Document-level Repair

They proposed a two pass machine translation approach. In the first pass, they obtain a context agnostic translation and in the second pass they feed translations obtained in the first pass through a document level repair (DocRepair) model to correct the contextual errors. 

The DocRepair model is the standard sequence-to-sequence Transformer. Sentences in a group are concatenated to form long inconsistent pseudo-sentences. The Transformer is trained to correct these long inconsistent pseudo-sentences into consistent ones.  

Training the DocRepair model 

The DocRepair model is a monolingual sequence-to-sequence model. It maps inconsistent groups of sentences into consistent ones as mentioned earlier. Consistent groups come from monolingual document-level data. Inconsistent groups are obtained using round trip translation (Russian to English to Russian). Each sentence in a consistent group is replaced with its round-trip translation produced in isolation from context. Therefore, the model is trained to translate inconsistent Russian to consistent Russian 

For training, they used English-Russian data from OpenSubtitles. They used contrastive test sets by Voita et al. (2019b) for evaluation of the discourse phenomena. They evaluated deixis, lexical cohesion, ellipsis (noun phrase) and ellipsis (verb phrase). 


Results on contrastive test sets for specific contextual phenomena From the results we can say that DocRepair improves all discourse phenomena over the baseline and all except ellipses (VP) compared to CADec model. The  CADec uses contextual parallel data instead of monolingual data used in DocRepair.  

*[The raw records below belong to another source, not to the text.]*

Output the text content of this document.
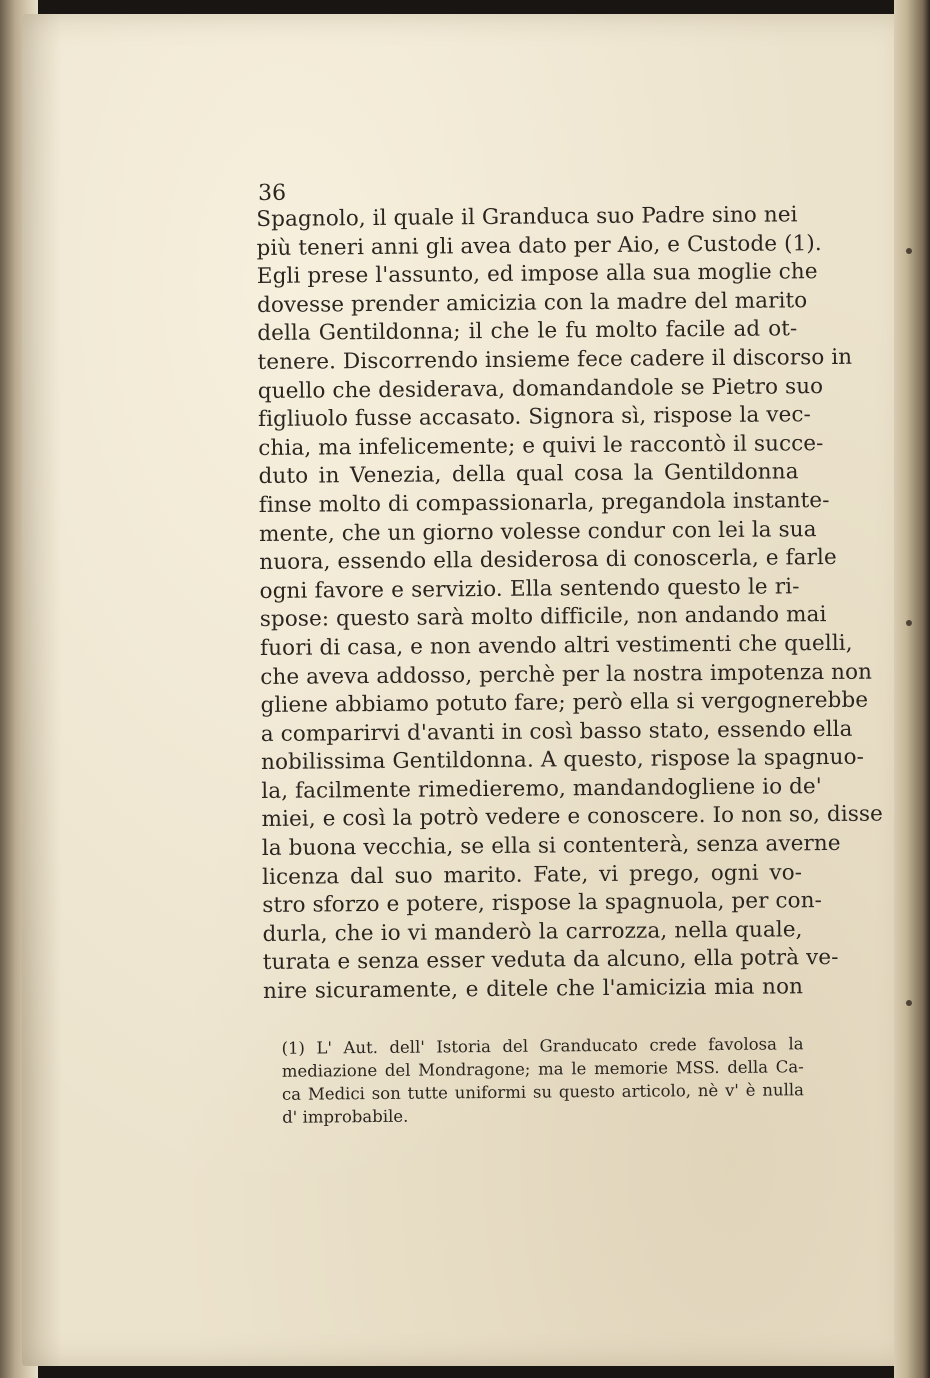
36
Spagnolo, il quale il Granduca suo Padre sino nei
più teneri anni gli avea dato per Aio, e Custode (1).
Egli prese l'assunto, ed impose alla sua moglie che
dovesse prender amicizia con la madre del marito
della Gentildonna; il che le fu molto facile ad ot-
tenere. Discorrendo insieme fece cadere il discorso in
quello che desiderava, domandandole se Pietro suo
figliuolo fusse accasato. Signora sì, rispose la vec-
chia, ma infelicemente; e quivi le raccontò il succe-
duto in Venezia, della qual cosa la Gentildonna
finse molto di compassionarla, pregandola instante-
mente, che un giorno volesse condur con lei la sua
nuora, essendo ella desiderosa di conoscerla, e farle
ogni favore e servizio. Ella sentendo questo le ri-
spose: questo sarà molto difficile, non andando mai
fuori di casa, e non avendo altri vestimenti che quelli,
che aveva addosso, perchè per la nostra impotenza non
gliene abbiamo potuto fare; però ella si vergognerebbe
a comparirvi d'avanti in così basso stato, essendo ella
nobilissima Gentildonna. A questo, rispose la spagnuo-
la, facilmente rimedieremo, mandandogliene io de'
miei, e così la potrò vedere e conoscere. Io non so, disse
la buona vecchia, se ella si contenterà, senza averne
licenza dal suo marito. Fate, vi prego, ogni vo-
stro sforzo e potere, rispose la spagnuola, per con-
durla, che io vi manderò la carrozza, nella quale,
turata e senza esser veduta da alcuno, ella potrà ve-
nire sicuramente, e ditele che l'amicizia mia non
(1) L' Aut. dell' Istoria del Granducato crede favolosa la
mediazione del Mondragone; ma le memorie MSS. della Ca-
ca Medici son tutte uniformi su questo articolo, nè v' è nulla
d' improbabile.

Similarly, in human evaluation the DocRepair model obtained better results compared to the baseline. On a test set containing 700 examples, in about 52% of the cases, annotators marked translations as having equal quality, in 35% of the cases, the DocRepair model was marked better and in 13% of cases, the baseline model was marked better. 

In summary

This approach is simple to implement if we have document level monolingual data available. The DocRepair model takes inconsistent translations as an input, therefore we can treat the context agnostic MT system as a black box and add the DocRepair model to form a context aware MT system. This makes the approach flexible and can be applied as an additional module to any MT system including already trained systems.